Damek and Captain Kochè were right outside.
With a strangled cry, he jerked himself away and stood up.
“Anton?” she asked in confusion.
“We can’t . . . Céline, we can’t. Not like this.”
She stared at him, beyond hurt. He knew he could never erase what he’d just done, but there was more here at stake, and he dropped to his knees. “I need you to be my seer tonight,” he begged. “I need you to come back to yourself. Please, Céline.”
She blinked. “Is that why you . . . ?” She stood up.
He’d said everything wrong. He had not kissed her or been kind to her so that she would recover herself and be useful to him.
“Of course, my lord,” she said stiffly.
“I didn’t mean—”
“Anton!” Damek called from the front of the stable. “What are you doing? Have you found anything?”
“No. We’re coming,” he called back.
Céline wouldn’t look at him. “Which stable next?” She sounded so cold, but maybe that was best. At least he couldn’t hurt her if she wouldn’t let him get close.
“The one on the east side. The innkeeper said it was the largest.”
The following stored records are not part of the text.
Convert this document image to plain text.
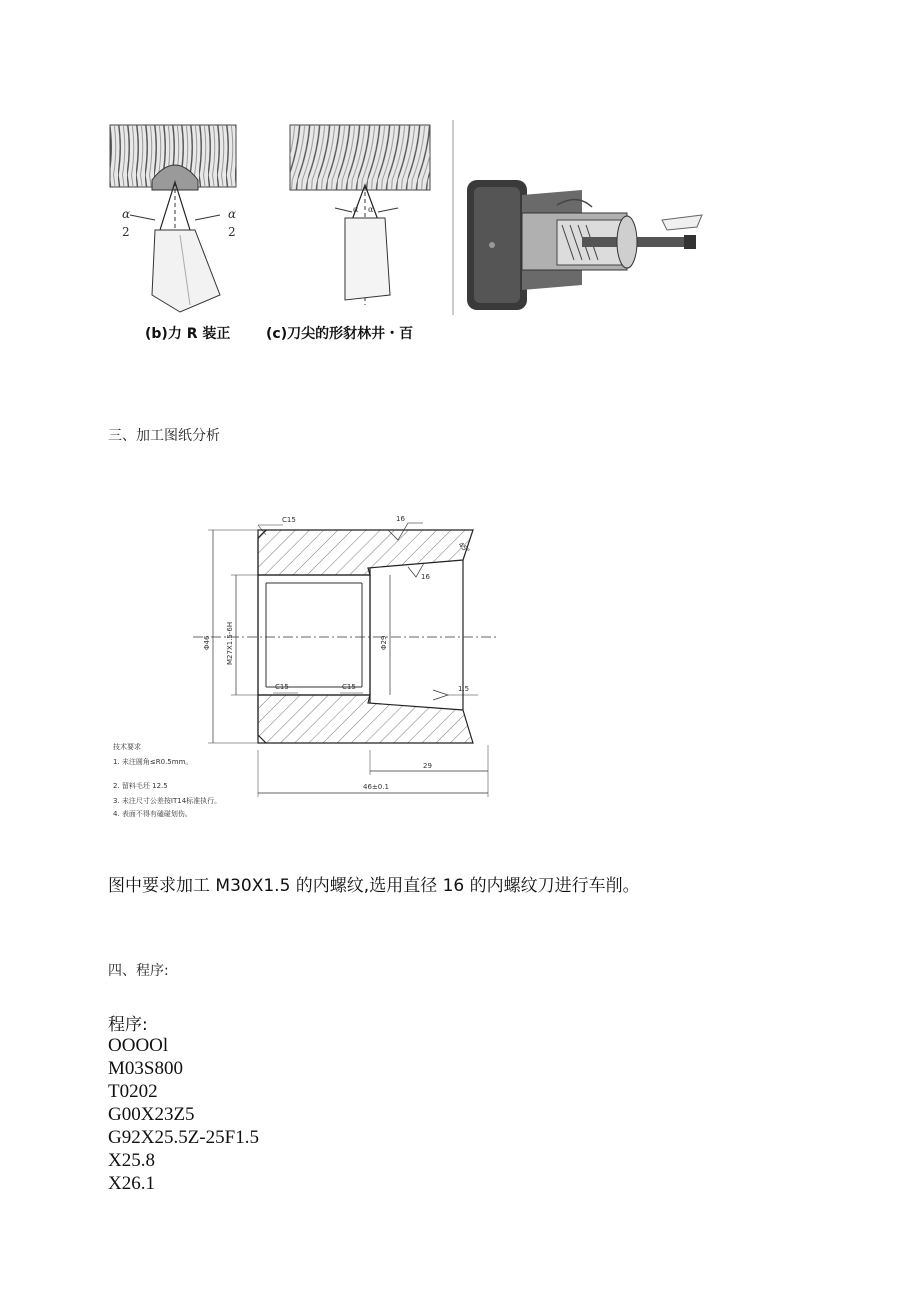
α
2
α
2
α α
(b)力 R 装正	(c)刀尖的形豺林井・百
三、加工图纸分析
Φ46 M27X1.5-6H	Φ29
C15
C15	C15
45°
16
16
1.5
29
46±0.1
技术要求
1. 未注圆角≤R0.5mm。
2. 留料毛坯 12.5
3. 未注尺寸公差按IT14标准执行。
4. 表面不得有磕碰划伤。
图中要求加工 M30X1.5 的内螺纹,选用直径 16 的内螺纹刀进行车削。
四、程序:
程序:
OOOOl
M03S800
T0202
G00X23Z5
G92X25.5Z-25F1.5
X25.8
X26.1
She walked away, heading for the front of the stable.
> * * *
After trying several inns with no success, Amelie and Heath spotted a two-story tavern with what looked to be separate rooms on the upper floor—or at least from what they could guess by peering up through the windows.
The bottom floor was well lit, and voices came from inside.
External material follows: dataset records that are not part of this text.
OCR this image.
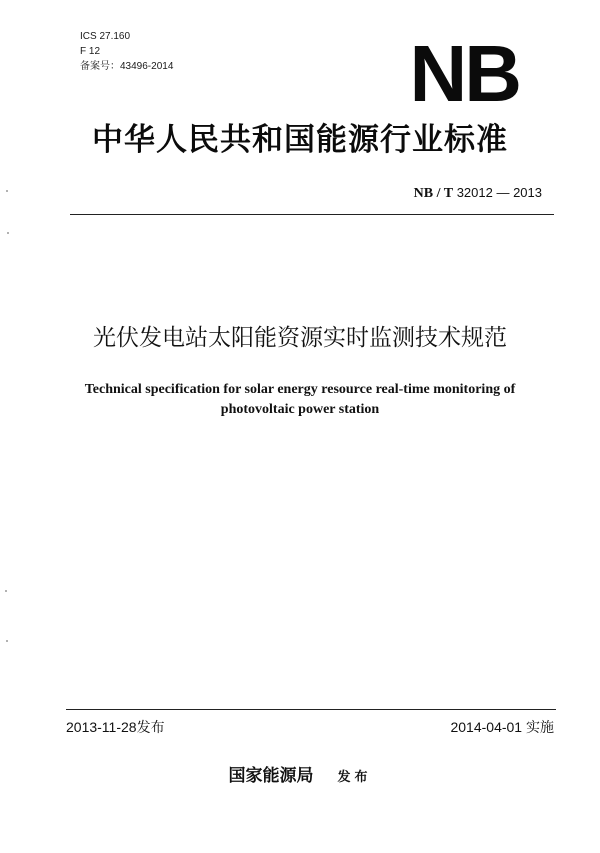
ICS 27.160
F 12
备案号：43496-2014	NB
中华人民共和国能源行业标准
NB / T 32012 — 2013
光伏发电站太阳能资源实时监测技术规范
Technical specification for solar energy resource real-time monitoring of
photovoltaic power station
2013-11-28发布	2014-04-01 实施
国家能源局 发布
Amelie shrugged. “It’s worth a try.”
She had opted to walk and lead her horse, as she couldn’t bear the thought of climbing into the saddle again. So Heath walked beside her, leading his mount as well. They both passed their reins up to a Väränj guard.
“Wait out here,” Heath told the men.
He and Amelie headed for the front door of the tavern.
Inside, it was less populated than she’d expected. There were only four patrons inside, all at the same table, but they were laughing loudly and appeared nearly drunk. A spindly man with an equally spindly beard stood behind the bar.
Heath walked up to the bartender. “Good evening. Do you rent the rooms above-stairs?”
The man glanced at Amelie, back to Heath, and smiled. “I do, sir. Clean rooms, and I’ll give you a fair price.”
“Do you have any guests already tonight?”
The man’s smile faded. “Why do you ask?”
Something about this caught Amelie’s attention, and she watched the bartender as Heath repeated his story about the miscommunication with his sister. When he described Rochelle and Maddox, the man’s expression flickered.
He shook his head. “Sorry, I can’t help. I don’t have any guests and haven’t seen ladies with red-gold hair. I’d remember if I did.”
This time, Heath smiled. “One moment, please.”
He motioned Amelie to remain where she was, and he walked over to the door, cracking it and peering out. “Lieutenant?” he called, and held up two fingers.
As he came back to the bar, two Väränj guards in red tabards walked in and the table of drunkards fell silent. The bartender began backing away, and like lightning, Heath grabbed his wrist and slammed his hand down on the bar.
The action caught Amelie by surprise. Heath didn’t look strong enough to pin another man like that.